23 octubre, 2025 | 11:51 a. m.

En la Ciudad de México, cerca de un millón de jóvenes viven sin empleo ni acceso a educación. Más de la mitad de quienes trabajan lo hacen sin contrato ni prestaciones, mientras que las mujeres jóvenes son las más afectadas por la exclusión laboral y la falta de ingresos propios.

Ciudad de México, 23 de octubre de 2025. 

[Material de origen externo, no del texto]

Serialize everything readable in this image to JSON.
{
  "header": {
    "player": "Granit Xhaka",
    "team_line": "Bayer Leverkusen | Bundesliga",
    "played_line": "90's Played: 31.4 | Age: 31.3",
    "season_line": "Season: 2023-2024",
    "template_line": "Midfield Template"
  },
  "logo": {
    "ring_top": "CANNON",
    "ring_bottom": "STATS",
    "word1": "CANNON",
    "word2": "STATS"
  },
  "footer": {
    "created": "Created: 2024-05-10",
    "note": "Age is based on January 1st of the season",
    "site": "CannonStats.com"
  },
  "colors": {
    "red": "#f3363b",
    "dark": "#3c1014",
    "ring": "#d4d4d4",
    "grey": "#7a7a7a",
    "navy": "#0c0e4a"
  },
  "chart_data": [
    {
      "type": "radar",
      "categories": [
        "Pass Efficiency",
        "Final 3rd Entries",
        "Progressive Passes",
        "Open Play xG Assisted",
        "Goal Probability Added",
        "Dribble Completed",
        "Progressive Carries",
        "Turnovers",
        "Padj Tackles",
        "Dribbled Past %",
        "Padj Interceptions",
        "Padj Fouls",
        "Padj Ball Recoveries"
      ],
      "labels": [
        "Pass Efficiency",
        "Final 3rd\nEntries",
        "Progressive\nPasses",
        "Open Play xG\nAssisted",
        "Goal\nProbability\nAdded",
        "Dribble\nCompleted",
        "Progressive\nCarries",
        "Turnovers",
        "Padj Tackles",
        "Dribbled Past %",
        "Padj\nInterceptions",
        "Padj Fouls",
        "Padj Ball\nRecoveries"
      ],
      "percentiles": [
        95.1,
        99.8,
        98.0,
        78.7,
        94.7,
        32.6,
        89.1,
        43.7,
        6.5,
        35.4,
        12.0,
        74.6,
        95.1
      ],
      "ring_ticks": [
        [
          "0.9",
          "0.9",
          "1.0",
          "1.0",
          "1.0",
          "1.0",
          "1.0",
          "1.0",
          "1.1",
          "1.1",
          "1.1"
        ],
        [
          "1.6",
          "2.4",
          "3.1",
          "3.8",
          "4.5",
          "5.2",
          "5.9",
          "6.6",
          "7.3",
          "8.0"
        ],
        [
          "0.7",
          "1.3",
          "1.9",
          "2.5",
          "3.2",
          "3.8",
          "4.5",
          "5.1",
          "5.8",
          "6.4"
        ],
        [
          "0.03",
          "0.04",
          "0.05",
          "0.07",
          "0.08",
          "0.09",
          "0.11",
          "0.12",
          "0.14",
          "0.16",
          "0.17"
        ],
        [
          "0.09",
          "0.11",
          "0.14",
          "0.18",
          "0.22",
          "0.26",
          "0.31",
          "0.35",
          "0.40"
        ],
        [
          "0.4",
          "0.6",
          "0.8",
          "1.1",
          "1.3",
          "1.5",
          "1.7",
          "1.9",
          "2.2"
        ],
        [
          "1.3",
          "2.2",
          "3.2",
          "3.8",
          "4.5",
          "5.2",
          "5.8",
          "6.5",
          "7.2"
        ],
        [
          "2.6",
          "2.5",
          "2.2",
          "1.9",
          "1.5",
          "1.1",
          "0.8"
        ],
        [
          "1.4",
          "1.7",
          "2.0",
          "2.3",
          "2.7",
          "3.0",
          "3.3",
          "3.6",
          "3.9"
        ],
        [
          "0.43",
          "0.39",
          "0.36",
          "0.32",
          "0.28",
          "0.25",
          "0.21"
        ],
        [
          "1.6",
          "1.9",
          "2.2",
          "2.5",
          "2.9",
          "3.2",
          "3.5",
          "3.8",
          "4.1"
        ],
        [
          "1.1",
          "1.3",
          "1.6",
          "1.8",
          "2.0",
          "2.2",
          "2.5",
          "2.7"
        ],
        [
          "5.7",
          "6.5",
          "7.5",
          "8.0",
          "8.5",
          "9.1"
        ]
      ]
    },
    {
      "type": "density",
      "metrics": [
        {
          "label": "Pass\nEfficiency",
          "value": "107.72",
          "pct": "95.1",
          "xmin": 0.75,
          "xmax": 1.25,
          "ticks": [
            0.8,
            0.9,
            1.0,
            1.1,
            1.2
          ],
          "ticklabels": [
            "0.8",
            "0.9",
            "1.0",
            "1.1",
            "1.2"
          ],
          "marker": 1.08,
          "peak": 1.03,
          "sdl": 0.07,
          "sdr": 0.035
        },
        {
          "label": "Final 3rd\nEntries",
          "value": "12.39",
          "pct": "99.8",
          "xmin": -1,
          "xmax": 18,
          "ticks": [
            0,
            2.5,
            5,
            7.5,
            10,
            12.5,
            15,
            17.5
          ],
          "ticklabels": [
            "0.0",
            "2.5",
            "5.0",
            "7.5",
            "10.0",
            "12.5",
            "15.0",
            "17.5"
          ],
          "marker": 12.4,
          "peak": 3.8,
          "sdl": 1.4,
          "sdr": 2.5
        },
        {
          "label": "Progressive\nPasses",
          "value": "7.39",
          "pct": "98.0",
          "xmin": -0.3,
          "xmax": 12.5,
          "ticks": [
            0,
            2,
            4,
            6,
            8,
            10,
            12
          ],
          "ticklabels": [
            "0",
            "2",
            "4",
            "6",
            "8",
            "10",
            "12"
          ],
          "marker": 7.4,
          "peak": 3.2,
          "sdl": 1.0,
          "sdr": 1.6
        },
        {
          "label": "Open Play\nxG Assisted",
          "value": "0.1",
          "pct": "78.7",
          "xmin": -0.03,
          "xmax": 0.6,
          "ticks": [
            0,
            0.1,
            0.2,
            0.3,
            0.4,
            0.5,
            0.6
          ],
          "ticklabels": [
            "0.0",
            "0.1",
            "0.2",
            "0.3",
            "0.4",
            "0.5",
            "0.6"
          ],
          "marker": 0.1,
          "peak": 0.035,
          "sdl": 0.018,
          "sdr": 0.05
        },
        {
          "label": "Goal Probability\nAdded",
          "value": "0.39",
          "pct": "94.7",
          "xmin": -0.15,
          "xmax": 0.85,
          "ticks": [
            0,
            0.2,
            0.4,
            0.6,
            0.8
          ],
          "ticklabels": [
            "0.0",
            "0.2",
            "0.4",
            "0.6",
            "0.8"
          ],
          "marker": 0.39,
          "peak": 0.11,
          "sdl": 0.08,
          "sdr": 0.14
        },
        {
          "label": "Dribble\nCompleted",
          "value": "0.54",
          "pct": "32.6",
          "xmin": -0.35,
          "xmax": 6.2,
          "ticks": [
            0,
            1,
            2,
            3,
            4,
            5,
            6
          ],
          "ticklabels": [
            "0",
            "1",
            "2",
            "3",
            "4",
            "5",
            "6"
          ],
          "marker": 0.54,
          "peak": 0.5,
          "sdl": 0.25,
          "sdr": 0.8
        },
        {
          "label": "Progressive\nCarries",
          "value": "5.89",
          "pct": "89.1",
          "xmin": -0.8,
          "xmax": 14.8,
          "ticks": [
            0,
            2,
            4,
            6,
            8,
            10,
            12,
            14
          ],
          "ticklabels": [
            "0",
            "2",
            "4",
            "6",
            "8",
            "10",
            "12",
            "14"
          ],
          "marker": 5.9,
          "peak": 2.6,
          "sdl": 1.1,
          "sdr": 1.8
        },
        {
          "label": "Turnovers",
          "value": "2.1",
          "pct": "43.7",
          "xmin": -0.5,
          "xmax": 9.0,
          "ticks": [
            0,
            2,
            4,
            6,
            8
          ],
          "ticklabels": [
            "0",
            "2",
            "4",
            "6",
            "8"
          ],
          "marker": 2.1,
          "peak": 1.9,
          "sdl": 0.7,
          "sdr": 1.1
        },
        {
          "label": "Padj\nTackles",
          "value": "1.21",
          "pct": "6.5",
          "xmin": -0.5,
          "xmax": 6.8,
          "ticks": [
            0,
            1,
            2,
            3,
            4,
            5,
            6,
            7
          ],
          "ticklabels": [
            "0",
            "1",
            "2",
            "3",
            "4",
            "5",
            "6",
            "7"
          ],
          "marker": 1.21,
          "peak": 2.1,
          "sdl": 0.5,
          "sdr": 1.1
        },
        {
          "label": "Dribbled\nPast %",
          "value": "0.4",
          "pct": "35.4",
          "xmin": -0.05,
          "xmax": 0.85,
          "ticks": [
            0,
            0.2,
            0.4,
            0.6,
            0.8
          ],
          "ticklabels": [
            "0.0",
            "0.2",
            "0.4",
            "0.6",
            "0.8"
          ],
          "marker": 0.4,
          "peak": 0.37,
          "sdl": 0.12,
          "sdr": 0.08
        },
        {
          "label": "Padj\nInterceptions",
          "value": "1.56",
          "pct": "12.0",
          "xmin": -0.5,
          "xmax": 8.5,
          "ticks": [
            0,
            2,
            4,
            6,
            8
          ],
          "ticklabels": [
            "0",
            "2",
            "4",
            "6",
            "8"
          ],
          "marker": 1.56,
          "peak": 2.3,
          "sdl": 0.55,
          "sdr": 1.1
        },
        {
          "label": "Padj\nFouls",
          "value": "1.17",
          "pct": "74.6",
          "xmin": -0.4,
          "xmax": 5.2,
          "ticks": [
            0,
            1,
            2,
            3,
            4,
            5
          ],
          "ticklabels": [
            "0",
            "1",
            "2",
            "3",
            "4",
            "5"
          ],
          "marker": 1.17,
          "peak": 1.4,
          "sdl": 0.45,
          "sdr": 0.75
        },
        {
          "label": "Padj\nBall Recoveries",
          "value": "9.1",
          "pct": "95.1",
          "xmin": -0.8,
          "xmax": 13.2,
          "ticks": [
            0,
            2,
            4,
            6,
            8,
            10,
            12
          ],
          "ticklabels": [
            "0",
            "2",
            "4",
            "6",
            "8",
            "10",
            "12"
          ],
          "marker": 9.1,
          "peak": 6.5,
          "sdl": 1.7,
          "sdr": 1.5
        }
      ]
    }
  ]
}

En la capital del país, la precariedad laboral entre los jóvenes se ha convertido en un problema estructural que amenaza el desarrollo económico y social de toda una generación. Actualmente, se estima que alrededor de 940 mil jóvenes en la Ciudad de México no cuentan con empleo ni estudian, una cifra que refleja las profundas desigualdades de acceso a oportunidades y condiciones dignas de trabajo.

 

De acuerdo con diversos informes, más del 50% de los jóvenes empleados trabajan en esquemas informales o bajo condiciones precarias: sin contrato, sin prestaciones, con salarios bajos y jornadas extensas. Esta situación impide que muchos puedan sostener un proyecto de vida estable o acceder a beneficios básicos como vivienda, seguridad social o ahorro.

 

El panorama es aún más complejo para las mujeres jóvenes. Tres de cada diez no perciben ingresos propios, y siete de cada diez permanecen fuera del mercado laboral formal, en gran parte por la falta de políticas de inclusión, la carga de cuidados no remunerados y la escasa oferta de empleos con perspectiva de género.

 

Expertos en políticas laborales advierten que la desconexión entre la educación y el mercado de trabajo, la falta de experiencia profesional y la creciente automatización de empleos están profundizando esta brecha. La consecuencia inmediata: una juventud sobrecalificada pero subempleada, atrapada en la informalidad o en trabajos temporales sin seguridad económica.

 

Ante este escenario, organizaciones civiles y especialistas urgen a implementar estrategias de empleo juvenil más efectivas, programas de formación dual y políticas que garanticen igualdad salarial y acceso a derechos laborales. Sin medidas concretas, advierten, el futuro de miles de jóvenes capitalinos seguirá marcado por la incertidumbre y la precariedad.